During my brief stay in Shillong, I made sure to visit some of its natural spots such as Shillong Peak, Elephant Falls and Umiam Lake. Shillong Peak was a long drive from the hotel, however, the inundated roads were lined with lush greenery, making the journey seem shorter than its actual course. The lyrical nature was reciting itself in the hidden backdrop, while the dramatic mountains were unfolding one after another. All along, the craft of cloudscapes and fascinating skylines added to nature’s theatrical, wherein hundreds of houses roosted amid this spectacular setting mark social and tribal continuation.

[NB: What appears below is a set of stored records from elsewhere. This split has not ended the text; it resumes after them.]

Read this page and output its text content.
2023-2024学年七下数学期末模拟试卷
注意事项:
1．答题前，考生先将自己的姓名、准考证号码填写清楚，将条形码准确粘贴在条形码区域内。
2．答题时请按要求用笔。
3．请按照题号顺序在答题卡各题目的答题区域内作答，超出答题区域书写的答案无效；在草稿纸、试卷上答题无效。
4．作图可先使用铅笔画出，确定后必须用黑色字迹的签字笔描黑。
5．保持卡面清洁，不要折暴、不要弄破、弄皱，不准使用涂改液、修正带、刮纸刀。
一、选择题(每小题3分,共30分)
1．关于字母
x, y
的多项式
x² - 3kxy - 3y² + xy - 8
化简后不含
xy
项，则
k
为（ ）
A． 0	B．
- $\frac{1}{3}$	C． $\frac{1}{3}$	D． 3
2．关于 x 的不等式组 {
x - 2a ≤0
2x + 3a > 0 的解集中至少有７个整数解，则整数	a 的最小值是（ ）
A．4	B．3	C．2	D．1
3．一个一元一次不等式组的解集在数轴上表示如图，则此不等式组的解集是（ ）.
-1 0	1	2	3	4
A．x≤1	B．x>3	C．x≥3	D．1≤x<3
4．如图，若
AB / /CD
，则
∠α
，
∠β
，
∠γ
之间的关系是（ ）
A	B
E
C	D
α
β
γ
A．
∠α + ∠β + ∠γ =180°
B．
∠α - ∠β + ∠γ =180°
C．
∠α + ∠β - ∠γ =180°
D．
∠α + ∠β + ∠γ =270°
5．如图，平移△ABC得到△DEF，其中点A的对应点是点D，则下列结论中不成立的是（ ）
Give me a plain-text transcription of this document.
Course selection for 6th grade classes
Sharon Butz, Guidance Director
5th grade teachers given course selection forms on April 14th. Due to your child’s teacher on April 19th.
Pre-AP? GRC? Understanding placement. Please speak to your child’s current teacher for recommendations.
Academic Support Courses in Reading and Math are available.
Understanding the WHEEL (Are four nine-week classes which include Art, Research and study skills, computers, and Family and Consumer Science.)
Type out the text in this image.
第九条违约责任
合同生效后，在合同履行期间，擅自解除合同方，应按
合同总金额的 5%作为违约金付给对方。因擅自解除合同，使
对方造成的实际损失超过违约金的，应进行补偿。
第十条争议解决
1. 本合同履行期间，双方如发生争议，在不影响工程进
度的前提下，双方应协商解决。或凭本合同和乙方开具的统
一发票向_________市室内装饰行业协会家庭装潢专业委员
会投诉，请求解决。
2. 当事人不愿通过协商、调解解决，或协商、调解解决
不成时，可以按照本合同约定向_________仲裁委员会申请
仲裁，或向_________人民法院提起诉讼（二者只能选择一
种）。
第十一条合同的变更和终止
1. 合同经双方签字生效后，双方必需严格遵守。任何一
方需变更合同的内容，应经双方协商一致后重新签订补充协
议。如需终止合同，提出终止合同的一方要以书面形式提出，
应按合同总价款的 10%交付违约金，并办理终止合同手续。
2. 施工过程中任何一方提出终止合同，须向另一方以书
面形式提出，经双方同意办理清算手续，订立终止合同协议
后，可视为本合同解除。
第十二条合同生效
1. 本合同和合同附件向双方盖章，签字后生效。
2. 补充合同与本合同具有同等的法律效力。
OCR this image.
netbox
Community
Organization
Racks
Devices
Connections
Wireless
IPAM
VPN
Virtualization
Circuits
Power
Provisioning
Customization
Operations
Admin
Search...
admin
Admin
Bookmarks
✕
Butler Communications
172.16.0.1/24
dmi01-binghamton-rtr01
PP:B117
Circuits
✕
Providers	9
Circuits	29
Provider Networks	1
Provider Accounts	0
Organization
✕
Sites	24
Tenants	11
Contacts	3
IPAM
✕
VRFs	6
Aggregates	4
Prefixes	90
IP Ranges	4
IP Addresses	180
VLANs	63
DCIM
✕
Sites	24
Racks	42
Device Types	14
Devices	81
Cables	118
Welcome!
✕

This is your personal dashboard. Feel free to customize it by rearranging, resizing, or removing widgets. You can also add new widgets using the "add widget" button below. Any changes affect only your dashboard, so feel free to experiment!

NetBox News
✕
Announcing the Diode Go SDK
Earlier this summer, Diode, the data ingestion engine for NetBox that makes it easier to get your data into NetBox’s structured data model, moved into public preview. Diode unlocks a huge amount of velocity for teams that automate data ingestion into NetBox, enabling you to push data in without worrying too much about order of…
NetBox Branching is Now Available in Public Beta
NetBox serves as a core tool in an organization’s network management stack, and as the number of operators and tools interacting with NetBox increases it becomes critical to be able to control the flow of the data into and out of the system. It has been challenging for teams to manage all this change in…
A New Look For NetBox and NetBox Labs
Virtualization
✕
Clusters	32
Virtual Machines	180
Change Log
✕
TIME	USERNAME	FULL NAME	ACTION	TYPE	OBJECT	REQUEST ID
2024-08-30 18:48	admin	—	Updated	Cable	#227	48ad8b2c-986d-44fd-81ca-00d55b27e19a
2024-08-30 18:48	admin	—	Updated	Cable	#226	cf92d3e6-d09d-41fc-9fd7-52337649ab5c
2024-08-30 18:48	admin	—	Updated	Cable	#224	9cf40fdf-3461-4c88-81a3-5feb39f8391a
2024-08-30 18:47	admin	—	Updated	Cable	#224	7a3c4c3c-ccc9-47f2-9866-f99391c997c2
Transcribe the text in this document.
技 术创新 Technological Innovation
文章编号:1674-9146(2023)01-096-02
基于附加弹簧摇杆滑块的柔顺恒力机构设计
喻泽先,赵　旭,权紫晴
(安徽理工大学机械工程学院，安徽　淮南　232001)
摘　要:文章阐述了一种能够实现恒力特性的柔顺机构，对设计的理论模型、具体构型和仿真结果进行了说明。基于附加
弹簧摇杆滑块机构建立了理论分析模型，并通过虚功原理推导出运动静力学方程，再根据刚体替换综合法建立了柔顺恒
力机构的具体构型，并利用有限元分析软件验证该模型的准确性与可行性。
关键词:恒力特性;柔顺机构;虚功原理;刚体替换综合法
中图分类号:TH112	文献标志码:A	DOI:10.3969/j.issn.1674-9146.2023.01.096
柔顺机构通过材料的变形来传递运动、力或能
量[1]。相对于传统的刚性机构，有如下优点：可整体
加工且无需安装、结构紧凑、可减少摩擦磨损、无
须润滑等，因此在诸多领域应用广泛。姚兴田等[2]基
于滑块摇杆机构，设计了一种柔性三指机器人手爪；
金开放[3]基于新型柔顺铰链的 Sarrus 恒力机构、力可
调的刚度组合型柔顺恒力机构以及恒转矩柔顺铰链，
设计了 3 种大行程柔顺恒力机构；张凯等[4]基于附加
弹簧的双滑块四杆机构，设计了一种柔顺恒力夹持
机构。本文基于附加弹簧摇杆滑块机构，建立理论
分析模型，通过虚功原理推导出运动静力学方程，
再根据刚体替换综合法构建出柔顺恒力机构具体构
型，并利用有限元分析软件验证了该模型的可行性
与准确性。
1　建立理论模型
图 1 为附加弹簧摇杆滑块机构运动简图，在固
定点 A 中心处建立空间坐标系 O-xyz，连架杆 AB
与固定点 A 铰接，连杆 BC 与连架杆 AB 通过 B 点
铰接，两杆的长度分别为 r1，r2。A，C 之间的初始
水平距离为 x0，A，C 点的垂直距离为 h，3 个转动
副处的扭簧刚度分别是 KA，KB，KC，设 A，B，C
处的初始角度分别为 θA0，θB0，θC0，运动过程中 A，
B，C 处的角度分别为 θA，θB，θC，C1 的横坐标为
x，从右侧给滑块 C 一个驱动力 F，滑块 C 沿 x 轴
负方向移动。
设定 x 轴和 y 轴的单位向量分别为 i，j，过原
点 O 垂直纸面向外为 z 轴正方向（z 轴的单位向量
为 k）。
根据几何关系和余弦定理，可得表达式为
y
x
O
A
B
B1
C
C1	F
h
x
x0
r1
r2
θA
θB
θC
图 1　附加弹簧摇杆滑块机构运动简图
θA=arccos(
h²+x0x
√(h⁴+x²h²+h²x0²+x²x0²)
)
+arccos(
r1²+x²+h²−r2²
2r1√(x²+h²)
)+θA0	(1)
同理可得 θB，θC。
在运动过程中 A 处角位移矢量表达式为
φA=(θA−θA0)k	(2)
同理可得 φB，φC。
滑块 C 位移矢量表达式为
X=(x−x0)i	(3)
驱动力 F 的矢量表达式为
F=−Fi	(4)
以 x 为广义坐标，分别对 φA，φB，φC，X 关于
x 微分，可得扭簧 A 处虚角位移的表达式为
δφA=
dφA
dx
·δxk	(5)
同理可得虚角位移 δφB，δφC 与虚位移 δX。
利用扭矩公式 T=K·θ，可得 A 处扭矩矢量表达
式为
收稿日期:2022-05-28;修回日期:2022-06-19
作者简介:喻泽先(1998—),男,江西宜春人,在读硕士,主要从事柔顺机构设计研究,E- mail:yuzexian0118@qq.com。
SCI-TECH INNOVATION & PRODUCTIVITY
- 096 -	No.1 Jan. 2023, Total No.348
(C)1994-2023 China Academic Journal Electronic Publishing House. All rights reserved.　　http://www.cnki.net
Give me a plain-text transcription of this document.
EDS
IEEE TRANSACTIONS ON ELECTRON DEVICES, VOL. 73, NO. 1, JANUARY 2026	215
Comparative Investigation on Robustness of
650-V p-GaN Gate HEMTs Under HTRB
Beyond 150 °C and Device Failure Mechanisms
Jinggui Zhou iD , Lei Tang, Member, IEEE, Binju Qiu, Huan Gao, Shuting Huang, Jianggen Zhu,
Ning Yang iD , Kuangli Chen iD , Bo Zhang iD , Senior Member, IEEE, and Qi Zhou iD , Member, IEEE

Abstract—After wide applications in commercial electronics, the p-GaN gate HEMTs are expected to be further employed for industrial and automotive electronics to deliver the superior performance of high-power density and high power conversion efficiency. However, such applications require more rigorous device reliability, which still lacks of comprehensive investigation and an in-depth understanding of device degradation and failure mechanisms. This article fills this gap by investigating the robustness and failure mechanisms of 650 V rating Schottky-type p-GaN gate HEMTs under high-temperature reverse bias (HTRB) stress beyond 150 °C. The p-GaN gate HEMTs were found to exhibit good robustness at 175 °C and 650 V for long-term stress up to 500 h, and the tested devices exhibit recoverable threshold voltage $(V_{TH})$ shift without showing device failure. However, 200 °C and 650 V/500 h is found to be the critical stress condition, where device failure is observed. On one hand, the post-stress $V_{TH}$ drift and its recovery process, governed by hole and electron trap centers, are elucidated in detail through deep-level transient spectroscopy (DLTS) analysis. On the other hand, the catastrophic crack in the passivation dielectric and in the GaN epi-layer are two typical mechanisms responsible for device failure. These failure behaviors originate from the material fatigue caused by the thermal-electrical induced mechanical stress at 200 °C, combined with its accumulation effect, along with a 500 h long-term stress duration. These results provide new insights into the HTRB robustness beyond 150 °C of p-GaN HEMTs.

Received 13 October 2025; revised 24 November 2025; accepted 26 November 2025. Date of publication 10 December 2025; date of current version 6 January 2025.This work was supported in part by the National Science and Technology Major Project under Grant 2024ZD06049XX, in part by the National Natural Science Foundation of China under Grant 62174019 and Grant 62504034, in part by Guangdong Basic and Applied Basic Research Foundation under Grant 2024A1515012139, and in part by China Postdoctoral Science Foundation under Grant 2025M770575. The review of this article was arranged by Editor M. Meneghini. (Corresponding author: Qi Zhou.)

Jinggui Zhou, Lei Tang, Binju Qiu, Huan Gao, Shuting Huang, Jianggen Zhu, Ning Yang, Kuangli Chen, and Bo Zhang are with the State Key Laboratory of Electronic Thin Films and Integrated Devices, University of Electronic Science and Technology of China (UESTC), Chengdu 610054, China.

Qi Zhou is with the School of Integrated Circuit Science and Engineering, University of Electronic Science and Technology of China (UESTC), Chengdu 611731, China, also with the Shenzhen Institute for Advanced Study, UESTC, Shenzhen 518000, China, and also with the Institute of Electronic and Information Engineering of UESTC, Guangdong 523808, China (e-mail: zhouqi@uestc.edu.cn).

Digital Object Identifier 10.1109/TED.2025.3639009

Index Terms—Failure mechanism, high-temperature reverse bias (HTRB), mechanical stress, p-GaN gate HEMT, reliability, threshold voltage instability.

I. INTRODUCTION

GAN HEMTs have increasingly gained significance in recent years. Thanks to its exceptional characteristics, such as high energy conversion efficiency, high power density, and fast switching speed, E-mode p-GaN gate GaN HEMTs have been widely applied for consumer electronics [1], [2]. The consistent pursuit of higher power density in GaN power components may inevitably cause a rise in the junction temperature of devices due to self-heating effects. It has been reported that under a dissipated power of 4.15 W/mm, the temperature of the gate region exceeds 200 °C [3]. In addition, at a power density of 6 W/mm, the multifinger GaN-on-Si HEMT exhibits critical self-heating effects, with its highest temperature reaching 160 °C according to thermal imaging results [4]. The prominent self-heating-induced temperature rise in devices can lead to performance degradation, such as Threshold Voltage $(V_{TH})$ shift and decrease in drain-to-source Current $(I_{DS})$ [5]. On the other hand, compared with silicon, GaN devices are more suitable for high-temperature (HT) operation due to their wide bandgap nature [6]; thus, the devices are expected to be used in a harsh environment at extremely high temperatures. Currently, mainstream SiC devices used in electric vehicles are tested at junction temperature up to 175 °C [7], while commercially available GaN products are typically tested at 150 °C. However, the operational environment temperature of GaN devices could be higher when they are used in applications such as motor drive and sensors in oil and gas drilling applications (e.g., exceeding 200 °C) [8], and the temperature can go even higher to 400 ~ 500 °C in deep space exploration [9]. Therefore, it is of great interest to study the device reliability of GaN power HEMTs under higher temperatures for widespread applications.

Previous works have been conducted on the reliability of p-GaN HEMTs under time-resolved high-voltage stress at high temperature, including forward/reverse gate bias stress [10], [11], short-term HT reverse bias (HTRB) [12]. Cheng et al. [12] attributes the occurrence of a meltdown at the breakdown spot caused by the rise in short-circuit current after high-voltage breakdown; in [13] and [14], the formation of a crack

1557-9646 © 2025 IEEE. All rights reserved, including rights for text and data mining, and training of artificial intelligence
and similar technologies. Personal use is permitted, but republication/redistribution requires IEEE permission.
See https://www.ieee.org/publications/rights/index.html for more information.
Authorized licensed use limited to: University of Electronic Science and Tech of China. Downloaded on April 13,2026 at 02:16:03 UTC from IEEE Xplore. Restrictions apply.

Arriving at Shillong Peak is a breeze of fresh air. Dotted by yellow-orange flowers and skylines starring mammoth clouds, this peak is the highest point of Shillong at the height of 6.4K ft above sea level. From here, you can observe the awe-inspiring bird’s eye view of Shillong, Himalayas and even Bangladesh meadows. A telescope has been made available for visitors. Profoundly surrounded by dense fog, Shillong gets its name from this peak, itself. Local stories narrate that guarding god Leishyllong lives in the hills. The sacred U Shulong at the summit is worshipped every spring with a ritual. As Shillong Peak is positioned near air force base and radar station, there is tight security in this area, and you will even, be required to deposit your cameras before entering.
After Shillong Peak, I visited the famous Elephant Falls in the East Khasi Hills District. Elephant Falls is the British name of what the Khasi(s) call “Ka Kshaid Lai Pateng Khohsiew” or Three Steps Waterfall. I learnt that the British named the falls after an Elephant because earlier at this site, there was a rock resembling his shape. The waterfall is spellbinding, to be honest! Close to the waterfall, there is a photography studio. I got myself a picture clicked here in the traditional Khasi dresses. It only takes 5-minutes to get dressed in this traditional outfit, however, the memory lasts forever. Besides, when you wear these clothes, you feel so very close to North Eastern culture.
Next, I visited Umiam Lake, or as locals call it, the Barapani Lake. Positioned fifteen kilometres from Shillong, Umiam is a 220 sq km long, crystal clear Olympic-blue lake encircled by beautiful hillocks. This reservoir in the hills was formed in the early 1960s by damming the Umiam river. This lake is also popular for water sports. Umiam lake depicts the spectacular beauty of Meghalaya. In summer, this lively lake is beautified, by a series of several blossoming Gulmohar trees. The bordering Nehru Park is a perfect place to enjoy picnics and motorboat rides.
Before leaving Shillong, I visited the city’s museums, took a short tour of Kamakhya Devi temple in Guwahati and revisited the shopper’s street.